As Sadia’s attempted takeover of Perdigão indicates, Brazil’s already vibrant M&A market is gathering momentum. Goldman Sachs and UBS are probably the leading advisory firms in the country, and the former’s recent transactions cover a range of complex and innovative deals that go beyond straightforward takeovers.
In December Goldman Sachs advised TCP in a complex restructuring of wireless company Vivo’s public subsidiaries into TCP in the largest M&A transaction in Brazil in 2005; the same month it also advised Wal-Mart on its acquisition of Sonae SGPS’s Brazilian retail business.

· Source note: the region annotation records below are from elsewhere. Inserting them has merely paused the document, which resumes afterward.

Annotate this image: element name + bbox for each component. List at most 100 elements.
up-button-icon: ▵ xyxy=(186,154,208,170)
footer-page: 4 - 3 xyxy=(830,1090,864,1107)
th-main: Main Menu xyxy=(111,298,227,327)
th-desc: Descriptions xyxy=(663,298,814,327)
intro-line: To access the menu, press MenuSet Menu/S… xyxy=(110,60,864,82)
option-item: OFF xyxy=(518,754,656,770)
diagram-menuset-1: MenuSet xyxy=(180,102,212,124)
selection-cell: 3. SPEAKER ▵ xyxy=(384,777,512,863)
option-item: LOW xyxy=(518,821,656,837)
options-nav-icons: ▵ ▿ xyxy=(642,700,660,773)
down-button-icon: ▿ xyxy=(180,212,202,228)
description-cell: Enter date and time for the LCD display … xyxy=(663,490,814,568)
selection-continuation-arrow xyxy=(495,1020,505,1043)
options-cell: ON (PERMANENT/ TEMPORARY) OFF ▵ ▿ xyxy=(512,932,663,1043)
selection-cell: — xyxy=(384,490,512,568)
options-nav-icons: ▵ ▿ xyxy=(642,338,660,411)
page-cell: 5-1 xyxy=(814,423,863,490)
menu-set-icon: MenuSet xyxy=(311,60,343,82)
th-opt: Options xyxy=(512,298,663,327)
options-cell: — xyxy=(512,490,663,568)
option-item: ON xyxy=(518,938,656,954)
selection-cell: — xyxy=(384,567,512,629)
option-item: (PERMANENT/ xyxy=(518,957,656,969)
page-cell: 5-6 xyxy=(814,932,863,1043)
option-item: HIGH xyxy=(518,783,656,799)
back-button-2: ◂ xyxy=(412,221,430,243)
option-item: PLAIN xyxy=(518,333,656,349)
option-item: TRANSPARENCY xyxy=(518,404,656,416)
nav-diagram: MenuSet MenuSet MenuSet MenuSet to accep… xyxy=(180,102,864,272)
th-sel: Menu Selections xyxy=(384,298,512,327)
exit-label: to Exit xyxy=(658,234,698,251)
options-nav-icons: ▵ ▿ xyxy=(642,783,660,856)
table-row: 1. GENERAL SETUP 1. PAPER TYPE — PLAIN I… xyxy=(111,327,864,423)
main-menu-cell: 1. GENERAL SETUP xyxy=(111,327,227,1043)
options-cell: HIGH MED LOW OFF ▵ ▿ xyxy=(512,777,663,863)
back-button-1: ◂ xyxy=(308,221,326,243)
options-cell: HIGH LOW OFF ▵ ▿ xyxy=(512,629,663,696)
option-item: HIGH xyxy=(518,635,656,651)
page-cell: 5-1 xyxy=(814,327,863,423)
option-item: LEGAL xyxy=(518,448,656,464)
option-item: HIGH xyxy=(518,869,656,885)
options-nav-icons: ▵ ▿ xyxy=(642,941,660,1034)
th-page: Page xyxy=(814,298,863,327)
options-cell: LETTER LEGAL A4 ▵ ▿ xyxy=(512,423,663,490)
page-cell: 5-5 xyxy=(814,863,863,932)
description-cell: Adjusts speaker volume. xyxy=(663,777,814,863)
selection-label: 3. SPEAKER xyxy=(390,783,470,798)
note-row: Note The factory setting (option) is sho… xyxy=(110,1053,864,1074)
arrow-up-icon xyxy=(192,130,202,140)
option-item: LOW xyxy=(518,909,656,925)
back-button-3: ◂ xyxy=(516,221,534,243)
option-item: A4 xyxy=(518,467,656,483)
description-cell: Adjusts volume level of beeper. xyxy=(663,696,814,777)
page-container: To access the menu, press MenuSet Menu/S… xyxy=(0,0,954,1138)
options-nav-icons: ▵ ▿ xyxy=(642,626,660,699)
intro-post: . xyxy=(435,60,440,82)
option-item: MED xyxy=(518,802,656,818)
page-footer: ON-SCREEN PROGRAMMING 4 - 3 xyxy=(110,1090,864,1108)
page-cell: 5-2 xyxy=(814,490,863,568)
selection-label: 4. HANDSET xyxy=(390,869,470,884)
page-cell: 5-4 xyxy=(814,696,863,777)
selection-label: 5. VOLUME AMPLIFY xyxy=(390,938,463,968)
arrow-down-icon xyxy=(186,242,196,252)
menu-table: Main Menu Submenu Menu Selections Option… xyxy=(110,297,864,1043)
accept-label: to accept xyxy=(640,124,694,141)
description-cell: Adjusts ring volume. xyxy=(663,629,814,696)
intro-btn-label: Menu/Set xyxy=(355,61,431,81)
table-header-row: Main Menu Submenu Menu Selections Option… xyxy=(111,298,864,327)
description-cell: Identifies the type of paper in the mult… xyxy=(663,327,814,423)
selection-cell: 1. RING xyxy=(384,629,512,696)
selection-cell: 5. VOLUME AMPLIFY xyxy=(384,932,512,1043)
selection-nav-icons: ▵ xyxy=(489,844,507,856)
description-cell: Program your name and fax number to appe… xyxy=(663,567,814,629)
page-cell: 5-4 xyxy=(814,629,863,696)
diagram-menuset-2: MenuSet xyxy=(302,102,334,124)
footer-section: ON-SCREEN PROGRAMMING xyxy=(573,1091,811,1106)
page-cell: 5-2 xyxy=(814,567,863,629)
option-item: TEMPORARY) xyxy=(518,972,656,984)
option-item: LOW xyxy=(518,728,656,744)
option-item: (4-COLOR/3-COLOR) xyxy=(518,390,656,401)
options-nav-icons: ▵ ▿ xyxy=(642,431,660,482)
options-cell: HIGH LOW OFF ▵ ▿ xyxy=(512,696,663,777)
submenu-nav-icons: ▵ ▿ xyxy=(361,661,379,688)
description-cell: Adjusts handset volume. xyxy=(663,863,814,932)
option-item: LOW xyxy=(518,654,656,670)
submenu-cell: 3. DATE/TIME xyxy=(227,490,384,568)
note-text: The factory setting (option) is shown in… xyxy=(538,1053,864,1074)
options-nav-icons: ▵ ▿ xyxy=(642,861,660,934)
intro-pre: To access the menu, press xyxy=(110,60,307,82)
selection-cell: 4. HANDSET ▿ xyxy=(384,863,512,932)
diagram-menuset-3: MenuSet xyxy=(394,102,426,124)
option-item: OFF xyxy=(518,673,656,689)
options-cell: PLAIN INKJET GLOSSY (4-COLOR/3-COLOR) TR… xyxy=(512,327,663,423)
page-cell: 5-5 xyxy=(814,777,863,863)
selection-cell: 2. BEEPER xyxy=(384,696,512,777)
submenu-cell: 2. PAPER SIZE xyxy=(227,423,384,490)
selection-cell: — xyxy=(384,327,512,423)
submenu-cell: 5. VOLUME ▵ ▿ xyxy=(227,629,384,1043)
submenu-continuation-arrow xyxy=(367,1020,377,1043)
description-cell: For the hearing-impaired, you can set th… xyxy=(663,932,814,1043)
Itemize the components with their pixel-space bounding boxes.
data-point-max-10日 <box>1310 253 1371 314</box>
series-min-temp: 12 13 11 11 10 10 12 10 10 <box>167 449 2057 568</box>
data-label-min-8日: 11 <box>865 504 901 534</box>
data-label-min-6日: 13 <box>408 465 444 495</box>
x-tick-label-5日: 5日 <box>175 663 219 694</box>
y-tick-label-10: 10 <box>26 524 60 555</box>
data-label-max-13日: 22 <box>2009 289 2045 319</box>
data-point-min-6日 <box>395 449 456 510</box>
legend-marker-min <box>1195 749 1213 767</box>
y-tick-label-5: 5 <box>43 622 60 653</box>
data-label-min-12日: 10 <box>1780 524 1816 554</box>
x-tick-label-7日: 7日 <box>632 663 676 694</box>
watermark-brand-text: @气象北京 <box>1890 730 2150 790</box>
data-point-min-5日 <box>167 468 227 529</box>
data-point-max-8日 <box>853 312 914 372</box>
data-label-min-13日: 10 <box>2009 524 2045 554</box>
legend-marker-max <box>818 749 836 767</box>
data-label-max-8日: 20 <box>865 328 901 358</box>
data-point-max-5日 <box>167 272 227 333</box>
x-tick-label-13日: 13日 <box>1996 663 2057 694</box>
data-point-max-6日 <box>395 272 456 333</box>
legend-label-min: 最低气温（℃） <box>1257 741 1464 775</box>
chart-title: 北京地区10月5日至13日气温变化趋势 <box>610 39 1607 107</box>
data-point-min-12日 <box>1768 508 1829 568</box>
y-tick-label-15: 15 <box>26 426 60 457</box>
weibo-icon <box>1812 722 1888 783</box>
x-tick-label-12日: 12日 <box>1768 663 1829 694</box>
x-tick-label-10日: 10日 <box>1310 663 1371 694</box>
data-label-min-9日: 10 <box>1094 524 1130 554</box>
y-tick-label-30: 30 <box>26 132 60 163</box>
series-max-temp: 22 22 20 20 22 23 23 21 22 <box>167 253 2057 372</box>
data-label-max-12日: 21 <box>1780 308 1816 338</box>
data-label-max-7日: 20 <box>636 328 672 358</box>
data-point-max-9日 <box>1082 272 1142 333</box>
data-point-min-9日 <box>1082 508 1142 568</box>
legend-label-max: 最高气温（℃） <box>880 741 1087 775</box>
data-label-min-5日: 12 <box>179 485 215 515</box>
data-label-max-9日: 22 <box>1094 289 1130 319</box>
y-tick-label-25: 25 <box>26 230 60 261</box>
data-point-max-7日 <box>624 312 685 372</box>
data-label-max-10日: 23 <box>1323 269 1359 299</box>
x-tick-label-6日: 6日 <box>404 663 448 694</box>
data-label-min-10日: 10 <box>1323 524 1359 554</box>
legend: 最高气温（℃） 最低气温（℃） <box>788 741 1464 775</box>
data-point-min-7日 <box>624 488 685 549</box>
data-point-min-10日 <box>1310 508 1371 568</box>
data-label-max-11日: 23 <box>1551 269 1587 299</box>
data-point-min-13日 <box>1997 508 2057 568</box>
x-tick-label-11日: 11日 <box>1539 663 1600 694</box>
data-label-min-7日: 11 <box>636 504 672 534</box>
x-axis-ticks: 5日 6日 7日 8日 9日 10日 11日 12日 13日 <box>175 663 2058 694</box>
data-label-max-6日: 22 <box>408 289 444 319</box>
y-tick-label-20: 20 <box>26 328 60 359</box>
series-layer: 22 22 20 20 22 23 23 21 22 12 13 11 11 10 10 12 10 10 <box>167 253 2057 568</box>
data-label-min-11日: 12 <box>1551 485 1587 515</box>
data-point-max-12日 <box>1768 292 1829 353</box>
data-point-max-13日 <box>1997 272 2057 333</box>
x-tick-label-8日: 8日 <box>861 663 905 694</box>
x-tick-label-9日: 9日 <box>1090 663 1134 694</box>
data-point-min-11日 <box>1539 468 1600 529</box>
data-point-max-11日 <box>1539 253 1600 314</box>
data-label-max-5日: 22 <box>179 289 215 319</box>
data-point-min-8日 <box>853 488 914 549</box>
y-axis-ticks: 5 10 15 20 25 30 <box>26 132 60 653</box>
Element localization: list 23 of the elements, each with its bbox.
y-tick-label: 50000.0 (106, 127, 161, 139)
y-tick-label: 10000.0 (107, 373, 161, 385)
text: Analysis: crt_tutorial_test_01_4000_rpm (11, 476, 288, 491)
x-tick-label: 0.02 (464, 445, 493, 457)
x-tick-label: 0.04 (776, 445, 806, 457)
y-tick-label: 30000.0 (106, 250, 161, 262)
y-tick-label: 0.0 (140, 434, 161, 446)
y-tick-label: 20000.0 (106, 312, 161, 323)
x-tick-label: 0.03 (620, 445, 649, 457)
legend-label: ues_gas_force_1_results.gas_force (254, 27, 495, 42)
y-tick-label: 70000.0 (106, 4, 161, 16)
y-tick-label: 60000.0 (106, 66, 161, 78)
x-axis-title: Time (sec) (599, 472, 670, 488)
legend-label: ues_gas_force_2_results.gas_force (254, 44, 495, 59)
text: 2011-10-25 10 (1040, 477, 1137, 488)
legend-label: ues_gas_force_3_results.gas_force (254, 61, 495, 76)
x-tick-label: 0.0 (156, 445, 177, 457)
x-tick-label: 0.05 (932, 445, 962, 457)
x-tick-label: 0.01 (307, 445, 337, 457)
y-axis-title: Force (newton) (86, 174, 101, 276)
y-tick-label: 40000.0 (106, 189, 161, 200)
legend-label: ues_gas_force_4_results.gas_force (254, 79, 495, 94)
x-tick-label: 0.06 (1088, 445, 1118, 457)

In January 2006 Goldman was adviser to Embraer in Latin America’s first ever share pulverization, a move that transforms the firm into a publicly traded company with equal rights for all shareholders.
Ricardo Lacerda, formerly of Goldman Sachs and now head of investment banking in Brazil with Citigroup, says: “The Embraer deal was well executed, traded up in the secondary market and is in many ways a case study for other companies in how to improve transparency and liquidity. We’ve had other companies asking ‘how can we do that?’”
The Brazilian banking sector is already well consolidated; for that reason UBS’s acquisition of Garantia is something of a coup – especially since Goldman Sachs only gave up on negotiations with the impressive Brazilian bank in January.